ネンキン問題

週刊誌の書評を読んで興味が湧いた本があり、早速書店に行きました。

ところが店に着くと、書名をすっかり忘れているのです。

こういうことが最近よくあります。

カウンターで本の検索をお願いしました。

店員「なにか思い出せるものは?」(検索用のパソコンに向かいながら)

私 「粘菌(ネンキン)・・・」(100%誤解されるだろうなぁと思いつつ)

店員「年金ですね」

私 「普通の年金ではないのです」(もう少し誤解を楽しもうかと)

店員「厚生年金とか、個人年金とか?」

私 「ねばっこいバイ菌、という字を書きます」

店員「・・・」

私 「ネンキンで変換すると意外と出てきます」

店員「あっ、出ました」

粘菌とは、単細胞なのに数センチ以上の大きさにもなる不思議な生き物です。

この日購入した本では、粘菌のもつ驚くべき知的能力が紹介されています。

著者はこの研究で「イグ・ノーベル賞」を受賞している人です。

私はしかし、頭の中で別の方向にドンドン広がっていく発想を抑えきれませんでした。

「個人粘菌」・・・・・研究者以外に、趣味として個人で粘菌を飼育するマニアがいるかも

「粘菌手帳」・・・・・個人粘菌のコレクションを、マニア同士で見せ合ったりする

「粘菌定期便」・・・・毎月いろんな種類の粘菌が届いてマニアを楽しませる通販

「消えた粘菌問題」・・アメーバ状にどのようにでも変形するので見つけにくいです

「基礎粘菌番号」・・・やはり一元管理が必要です by日本粘菌機構

子ども手当でワクチン無料化を

本日内閣総理大臣に任命された菅直人氏は、子ども手当の一部現物給付論を以前から唱えていました。

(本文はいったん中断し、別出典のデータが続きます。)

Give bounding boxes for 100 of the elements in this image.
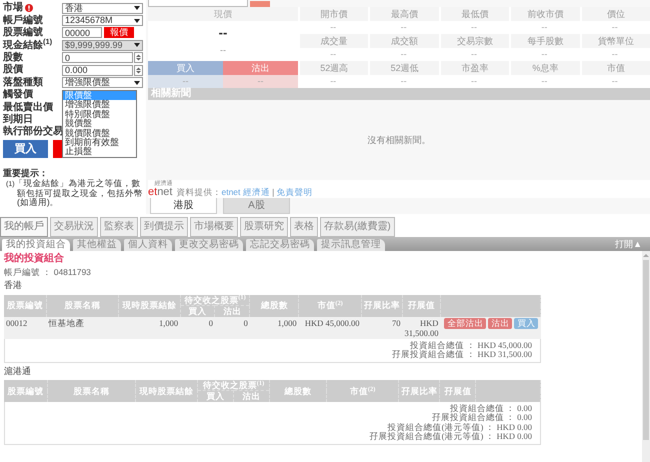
quote-button[interactable]: 報價 [104,27,134,38]
stat-label: 前收市價 [509,7,580,20]
scrollbar-thumb[interactable] [643,260,649,440]
caret-icon [134,43,140,48]
stat-value: -- [400,48,408,61]
field-label: 最低賣出價 [3,102,53,114]
sub-tab[interactable]: 其他權益 [73,239,121,251]
total-value: 孖展投資組合總值 ： 0.00 [430,413,532,423]
dropdown-option[interactable]: 增強限價盤 [63,100,136,110]
dropdown-option[interactable]: 競價盤 [63,119,136,129]
field-label: 市場 [3,2,23,14]
order-type-select[interactable]: 增強限價盤 [62,77,143,88]
market-tab[interactable]: A股 [223,198,290,214]
stat-label: 交易宗數 [438,34,510,48]
caret-icon [134,80,140,85]
stat-value: -- [400,21,408,34]
ask-header: 沽出 [223,61,298,74]
input-field[interactable]: 0 [62,52,133,64]
stat-value: -- [610,75,619,88]
buy-button[interactable]: 買入 [3,140,48,158]
table-cell: 70 [361,316,402,339]
scroll-up-icon[interactable] [643,253,649,258]
sub-tab[interactable]: 忘記交易密碼 [246,239,314,251]
stat-label: 最低價 [438,7,510,20]
stat-label: 市盈率 [438,61,510,74]
select-field[interactable]: 香港 [62,2,143,14]
field-label: 執行部份交易 [3,126,63,138]
market-tab[interactable]: 港股 [150,198,217,214]
stat-value: -- [540,21,548,34]
dropdown-option[interactable]: 限價盤 [63,91,136,100]
market-heading: 滬港通 [4,366,32,376]
bid-header: 買入 [148,61,223,74]
caret-icon [134,18,140,23]
total-value: 孖展投資組合總值(港元等值) ： HKD 0.00 [368,432,532,442]
dropdown-option[interactable]: 競價限價盤 [63,128,136,138]
sub-tab[interactable]: 更改交易密碼 [175,239,243,251]
nav-tab[interactable]: 監察表 [100,217,138,237]
nav-tab[interactable]: 市場概要 [190,217,238,237]
stat-label: 市值 [580,61,650,74]
nav-tab[interactable]: 股票研究 [240,217,288,237]
sub-tab[interactable]: 提示訊息管理 [317,239,385,251]
nav-tab[interactable]: 到價提示 [140,217,188,237]
stat-value: -- [470,48,478,61]
input-field[interactable]: 00000 [62,27,102,38]
notice-title: 重要提示： [3,168,49,179]
stat-label: 最高價 [368,7,439,20]
search-button[interactable] [250,1,270,7]
stat-value: -- [470,21,478,34]
price-change: -- [220,45,226,56]
caret-icon [134,6,140,10]
field-label: 帳戶編號 [3,14,43,26]
expand-toggle[interactable]: 打開▲ [607,238,650,250]
sell-button[interactable]: 沽出 [488,318,512,329]
nav-tab[interactable]: 表格 [290,217,318,237]
stat-label: %息率 [509,61,580,74]
dropdown-option[interactable]: 特別限價盤 [63,110,136,120]
disclaimer-link[interactable]: 免責聲明 [276,187,313,198]
empty-message: 沒有相關新聞。 [368,134,430,146]
stat-label: 每手股數 [509,34,580,48]
sell-button[interactable]: 全部沽出 [444,318,486,329]
dropdown-option[interactable]: 到期前有效盤 [63,138,136,148]
nav-tab[interactable]: 我的帳戶 [0,217,48,237]
input-field[interactable]: 0.000 [62,64,133,76]
table-cell: 0 [214,316,250,339]
source-text: 資料提供：etnet 經濟通 | 免責聲明 [176,188,313,198]
sub-tab[interactable]: 個人資料 [124,239,172,251]
stat-value: -- [329,48,338,61]
spinner-control[interactable] [134,64,143,76]
spinner-control[interactable] [134,52,143,64]
field-label: 現金結餘$^{(1)}$ [3,40,52,52]
stat-value: -- [329,75,338,88]
market-heading: 香港 [4,280,23,291]
total-value: 孖展投資組合總值 ： HKD 31,500.00 [391,350,532,360]
nav-tab[interactable]: 交易狀況 [50,217,98,237]
table-cell: HKD 31,500.00 [402,316,440,339]
section-title: 我的投資組合 [4,253,65,264]
table-cell: 1,000 [118,316,180,339]
dropdown-option[interactable]: 止損盤 [63,147,136,157]
nav-tab[interactable]: 存款易(繳費靈) [320,217,395,237]
table-cell: HKD 45,000.00 [298,316,362,339]
total-value: 投資組合總值(港元等值) ： HKD 0.00 [386,422,532,432]
price-header: 現價 [148,7,298,20]
field-label: 落盤種類 [3,76,43,88]
source-link[interactable]: etnet 經濟通 [221,187,270,198]
stat-label: 52週低 [368,61,439,74]
buy-button[interactable]: 買入 [514,318,538,329]
stat-value: -- [470,75,478,88]
bid-price: -- [148,74,223,88]
stat-label: 貨幣單位 [580,34,650,48]
stat-label: 52週高 [298,61,368,74]
field-label: 觸發價 [3,89,33,101]
current-price: -- [218,26,228,42]
select-field: $9,999,999.99 [62,40,143,51]
ask-price: -- [223,74,298,88]
stat-value: -- [610,21,619,34]
stat-label: 開市價 [298,7,368,20]
stat-label: 成交額 [368,34,439,48]
sub-tab[interactable]: 我的投資組合 [2,239,70,251]
stat-value: -- [540,75,548,88]
select-field[interactable]: 12345678M [62,15,143,26]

賛成です。

そこで提案。この機会に、こどものワクチンの完全無料化を実現してはどうでしょうか。

ワクチンのうち、すべてのこどもたちが無料で接種を受けられるように国が規定しているもの(定期接種)のほかに、希望者だけが有料で接種を受ける(任意接種)ワクチンには、おたふくかぜ、水痘(水ぼうそう)、ヒブ、肺炎球菌ワクチンなどがあります。

米国では、これらのワクチンはすべて無料です。欧米各国もおおむね同様です。ワクチン行政において、残念ながら日本は後進国です。

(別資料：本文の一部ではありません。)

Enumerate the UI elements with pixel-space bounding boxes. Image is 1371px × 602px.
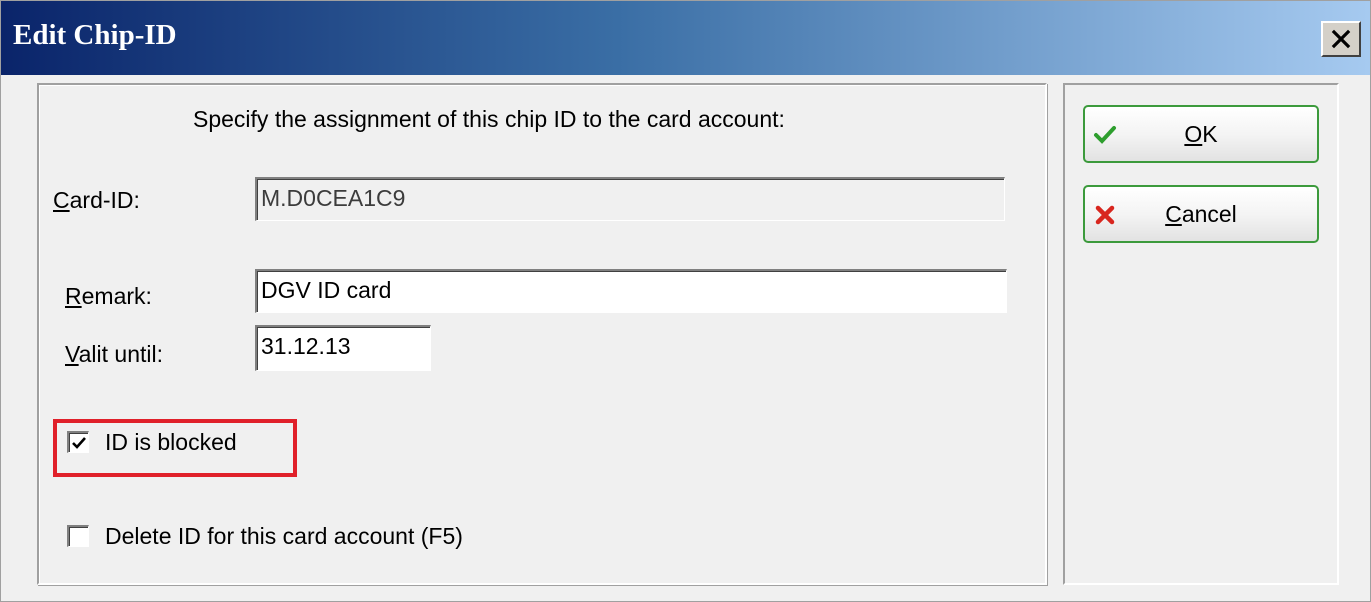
remark-label-mnemonic: R	[65, 283, 82, 309]
id-blocked-label[interactable]: ID is blocked	[105, 429, 237, 456]
ok-button[interactable]: OK	[1083, 105, 1319, 163]
close-button[interactable]	[1321, 21, 1361, 57]
valid-until-label-rest: alit until:	[78, 341, 164, 367]
card-id-label: Card-ID:	[53, 187, 140, 214]
cancel-button-label-rest: ancel	[1181, 201, 1237, 227]
ok-button-label-rest: K	[1202, 121, 1218, 147]
form-group-panel	[37, 83, 1047, 585]
close-icon	[1331, 29, 1351, 49]
checkmark-icon	[71, 436, 86, 449]
delete-id-label[interactable]: Delete ID for this card account (F5)	[105, 523, 463, 550]
cancel-button-label: Cancel	[1085, 201, 1317, 228]
cancel-button[interactable]: Cancel	[1083, 185, 1319, 243]
window-title: Edit Chip-ID	[13, 19, 177, 51]
id-blocked-checkbox[interactable]	[67, 431, 89, 453]
valid-until-label: Valit until:	[65, 341, 163, 368]
card-id-label-mnemonic: C	[53, 187, 70, 213]
dialog-window: Edit Chip-ID Specify the assignment of t…	[0, 0, 1371, 602]
remark-input[interactable]: DGV ID card	[255, 269, 1007, 313]
card-id-field: M.D0CEA1C9	[255, 177, 1005, 221]
delete-id-checkbox[interactable]	[67, 525, 89, 547]
instruction-text: Specify the assignment of this chip ID t…	[193, 106, 785, 132]
ok-button-mnemonic: O	[1184, 121, 1203, 147]
title-bar[interactable]: Edit Chip-ID	[1, 1, 1370, 75]
cancel-button-mnemonic: C	[1165, 201, 1182, 227]
remark-label-rest: emark:	[81, 283, 152, 309]
valid-until-label-mnemonic: V	[65, 341, 79, 367]
ok-button-label: OK	[1085, 121, 1317, 148]
remark-label: Remark:	[65, 283, 152, 310]
valid-until-input[interactable]: 31.12.13	[255, 325, 431, 371]
card-id-label-rest: ard-ID:	[69, 187, 140, 213]
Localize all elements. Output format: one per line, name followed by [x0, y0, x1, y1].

例えば日本ではいまだに麻疹(はしか)が散発的に流行し(2008年は患者数約1万人)、麻疹がほぼ根絶されている米国から、日本は麻疹輸出国として恐れられています。

そうなった原因には、麻疹ワクチンの接種回数が1回だけであったことと、その接種率が低かったことがありますが、とくに約20年前に起きたMMRワクチン(麻疹+風疹+おたふくかぜ)の副作用による接種の一時中断が大きく影響したと思われます。

同様に日本脳炎ワクチンは、重い副作用が5年前に起きて以来、いまだに接種率は低迷しています。

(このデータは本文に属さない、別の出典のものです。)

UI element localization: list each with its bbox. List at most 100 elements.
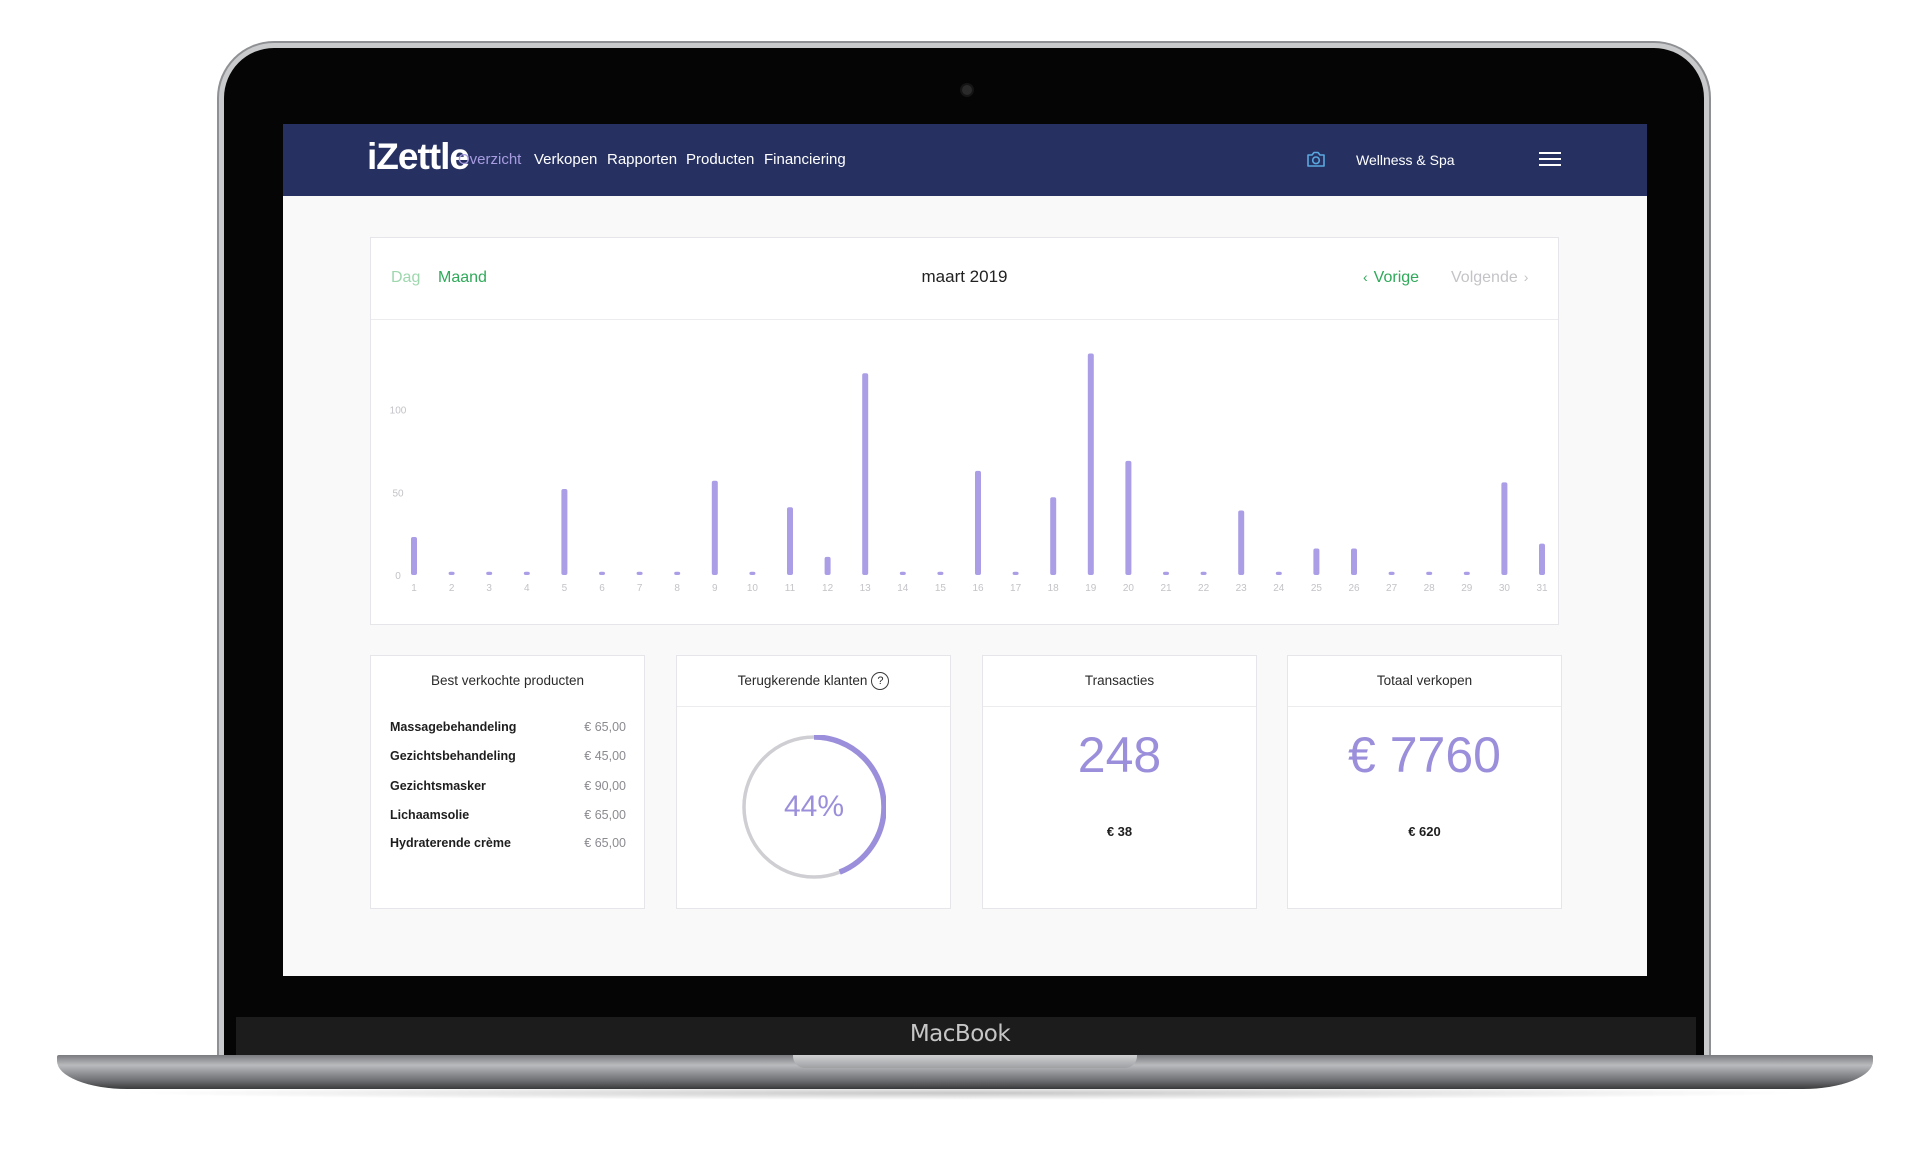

これらはいずれも、疫病の根絶について啓蒙することよりも医療事故の糾弾を優先するマスコミの論調や、そのマスコミに扇動されて一斉にワクチン接種拒否に向かってしまう日本人の気質、それに役人のことなかれ主義と政治の先見性のなさがもたらした悲劇と言えるでしょう。

そのようなわけでワクチンの無料化も遅れているわけです。

ヒブと肺炎球菌ワクチンを乳児期からフルコースで4回ずつ接種すると、1人約7万円かかります。

子ども手当(満額)の3カ月分に過ぎませんが、それが現金給付では必ずしもワクチン接種にはつながらないでしょう。

菅総理の持論である現物給付の一環として、こどものワクチンの完全無料化を提案します。

(追記)

麻疹については4年前と2年前に予防接種計画の見直しが行われ、患者数は減りつつあります。

日本脳炎ワクチンについても、今春からようやく積極的勧奨接種に切り替わりました。

おつりのほうになります

腱鞘炎になってから、箸を使わなくてすむピザを食べることが増えました。

昨日宅配ピザが届いたときの会話。

ドアを開けると、「はじめに商品のほうをお渡ししますが大丈夫ですか?」

次に2千円を出すと、「2千円からおあずかりします」

さらに、「こちら、おつりのほうになります」

「~のほう」   

いちばん頻繁に耳にするフレーズで、応用範囲の広い言葉です。ムカつきます。

「大丈夫ですか」 

何か心配事がある状況で使う言葉です。もしかすると私の腱鞘炎を気遣ってくれたのか。

「~円から」   

丁寧に言おうとする気持ちなのか、おつりを前提とした意味を込めたのか。ともかくイヤな言葉づかいです。

「~になります」 

これについては、ちょうど来週6/10のNHKの番組「みんなでニホンGO!」でとりあげられるようです。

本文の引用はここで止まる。